The Manufacturing PMI®


The Institute for Supply Management (“ISM”) publishes the Manufacturing PMI® report monthly. The December data from survey respondents reported that:

  • New orders and production are contracting.

  • Backlogs are contracting.

  • Supplier deliveries are faster.

  • Raw material inventories are growing.

The December Manufacturing PMI® was 48.4%, compared to 49% in November. The contraction in the PMI® was the first monthly decrease after thirty months of expansion. In fact, the Manufacturing PMI® in December was the lowest since May of 2020 when the PMI® was 43.5%.


The survey respondents indicated new orders have been slowing for the past seven months, and that companies are slowing their output. Respondents continued to identify labor issues both from a skill perspective and availability of candidates’ perspective. Other respondents indicated they are managing their labor force through hiring freezes, employee attrition and layoffs.


Certain sectors are feeling more supply and labor issues than others, but overall, the December contraction reports a turn from the growth experienced since the pandemic recovery began. This link will allow you to read the entire ISM report for December.


What does this mean?


Companies are continuing to deal with multiple challenges as they forecast 2023 performance and manage their cash flow and operating cycle.
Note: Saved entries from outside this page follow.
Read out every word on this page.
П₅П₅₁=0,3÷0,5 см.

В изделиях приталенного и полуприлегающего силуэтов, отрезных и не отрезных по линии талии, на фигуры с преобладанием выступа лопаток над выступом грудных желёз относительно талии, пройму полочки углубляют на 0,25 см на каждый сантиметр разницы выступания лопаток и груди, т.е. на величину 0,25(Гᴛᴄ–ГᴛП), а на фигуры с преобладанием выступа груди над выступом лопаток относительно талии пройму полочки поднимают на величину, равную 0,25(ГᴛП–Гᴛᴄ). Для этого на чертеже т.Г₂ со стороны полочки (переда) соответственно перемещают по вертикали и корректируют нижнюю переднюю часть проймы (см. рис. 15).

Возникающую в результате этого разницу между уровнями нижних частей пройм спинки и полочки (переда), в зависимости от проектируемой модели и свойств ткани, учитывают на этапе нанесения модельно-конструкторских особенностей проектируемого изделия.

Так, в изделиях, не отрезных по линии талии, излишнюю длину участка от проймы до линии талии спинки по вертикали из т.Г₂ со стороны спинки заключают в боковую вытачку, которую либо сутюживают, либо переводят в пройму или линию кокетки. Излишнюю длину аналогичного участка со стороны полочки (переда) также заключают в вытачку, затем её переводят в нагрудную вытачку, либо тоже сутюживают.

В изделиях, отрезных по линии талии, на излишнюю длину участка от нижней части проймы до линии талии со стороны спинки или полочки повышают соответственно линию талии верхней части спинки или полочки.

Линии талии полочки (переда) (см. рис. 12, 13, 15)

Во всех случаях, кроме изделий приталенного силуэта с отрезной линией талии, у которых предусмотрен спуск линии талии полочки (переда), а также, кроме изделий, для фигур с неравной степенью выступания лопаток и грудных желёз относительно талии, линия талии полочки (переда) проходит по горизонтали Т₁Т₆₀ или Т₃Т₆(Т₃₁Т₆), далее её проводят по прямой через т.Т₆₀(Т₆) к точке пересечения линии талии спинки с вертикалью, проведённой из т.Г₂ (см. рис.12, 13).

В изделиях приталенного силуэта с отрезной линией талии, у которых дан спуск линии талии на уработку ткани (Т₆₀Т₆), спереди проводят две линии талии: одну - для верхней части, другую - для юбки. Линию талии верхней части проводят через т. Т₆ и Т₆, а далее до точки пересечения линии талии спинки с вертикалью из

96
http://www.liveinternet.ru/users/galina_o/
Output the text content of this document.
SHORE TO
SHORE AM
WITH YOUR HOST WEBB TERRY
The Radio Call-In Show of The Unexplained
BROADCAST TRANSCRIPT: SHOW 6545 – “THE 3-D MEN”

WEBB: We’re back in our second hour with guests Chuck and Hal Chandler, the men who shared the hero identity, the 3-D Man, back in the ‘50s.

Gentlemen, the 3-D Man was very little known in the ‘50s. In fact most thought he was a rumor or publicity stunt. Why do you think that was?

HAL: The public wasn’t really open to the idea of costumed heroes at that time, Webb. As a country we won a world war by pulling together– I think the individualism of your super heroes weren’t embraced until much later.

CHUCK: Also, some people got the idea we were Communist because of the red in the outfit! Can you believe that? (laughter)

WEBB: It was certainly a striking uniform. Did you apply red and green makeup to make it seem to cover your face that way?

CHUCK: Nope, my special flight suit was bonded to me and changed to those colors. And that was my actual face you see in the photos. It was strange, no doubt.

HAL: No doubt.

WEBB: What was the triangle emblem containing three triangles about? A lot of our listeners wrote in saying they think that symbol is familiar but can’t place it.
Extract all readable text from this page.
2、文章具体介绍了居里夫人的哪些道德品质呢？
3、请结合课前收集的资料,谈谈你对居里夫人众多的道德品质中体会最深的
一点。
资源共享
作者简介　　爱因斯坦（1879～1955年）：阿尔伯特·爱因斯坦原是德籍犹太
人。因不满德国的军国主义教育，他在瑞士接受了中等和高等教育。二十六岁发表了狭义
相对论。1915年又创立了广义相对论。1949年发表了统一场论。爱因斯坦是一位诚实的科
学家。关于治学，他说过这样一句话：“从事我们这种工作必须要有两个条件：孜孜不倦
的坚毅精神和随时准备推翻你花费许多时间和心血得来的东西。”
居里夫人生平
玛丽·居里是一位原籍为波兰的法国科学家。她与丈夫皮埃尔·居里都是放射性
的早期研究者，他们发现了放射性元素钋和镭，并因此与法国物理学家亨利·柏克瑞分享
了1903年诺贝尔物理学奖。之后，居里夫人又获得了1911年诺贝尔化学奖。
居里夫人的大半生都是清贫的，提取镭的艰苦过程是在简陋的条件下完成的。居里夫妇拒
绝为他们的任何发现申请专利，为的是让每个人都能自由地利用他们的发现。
  • Labor. Businesses are feeling contraction in orders but remain concerned about retaining a skilled labor force. This results in the temptation to limit work force reductions, which keeps manufacturing and operating costs higher. We typically consider labor expenses more a fixed cost than a variable cost because you cannot reduce .5 or .2 of a person, and there is a step function related to staffing production lines, shifts, etc.

  • Supply Chain. There are some sectors that are continuing to have trouble receiving the goods needed when they are needed, but much of the supply chain issues have been solved. Container costs are back to pre-Covid levels and orders have been filled. Many companies have experienced higher inventory levels because multiple orders were received at the same time once the supply chain issues lessened.

  • Changing Consumer Demand. Businesses that placed orders based on the remote work and pandemic world are finding themselves with an over supply of the wrong inventory.

  • Inflation. Costs are increasing. The CPI for the two years ending December 2022 shows a 14% increase over December 2020 levels. The PPI for the two years ending December 2022 shows a 16.5% increase over the period. This means a business may be experiencing operating margin impacts resulting from cost increases in the 14% to 16.5% range.

During 2023 the combination of inflation coupled with labor, supply chain, and demand will continue to cause upheaval. At the same time interest rates have increased with prime rate now at 7.5%, compared to 3.25% a year ago. A business with a $20 million line of credit tied to prime rate could be looking at a $750,000 increase in interest expense in 2023, compared to just a year ago.


Financial forecasting for 2023 needs to be reviewed considering these challenges. Sensitivity analysis and best case / worse case analysis should be prepared. A business can manage through challenges but only if the problems are identified and discussed. This occurs by utilizing budget to actual reporting in real time – preferably with a weekly cash flow and working capital forecast.


Financial management and planning will be key to successful performance in 2023!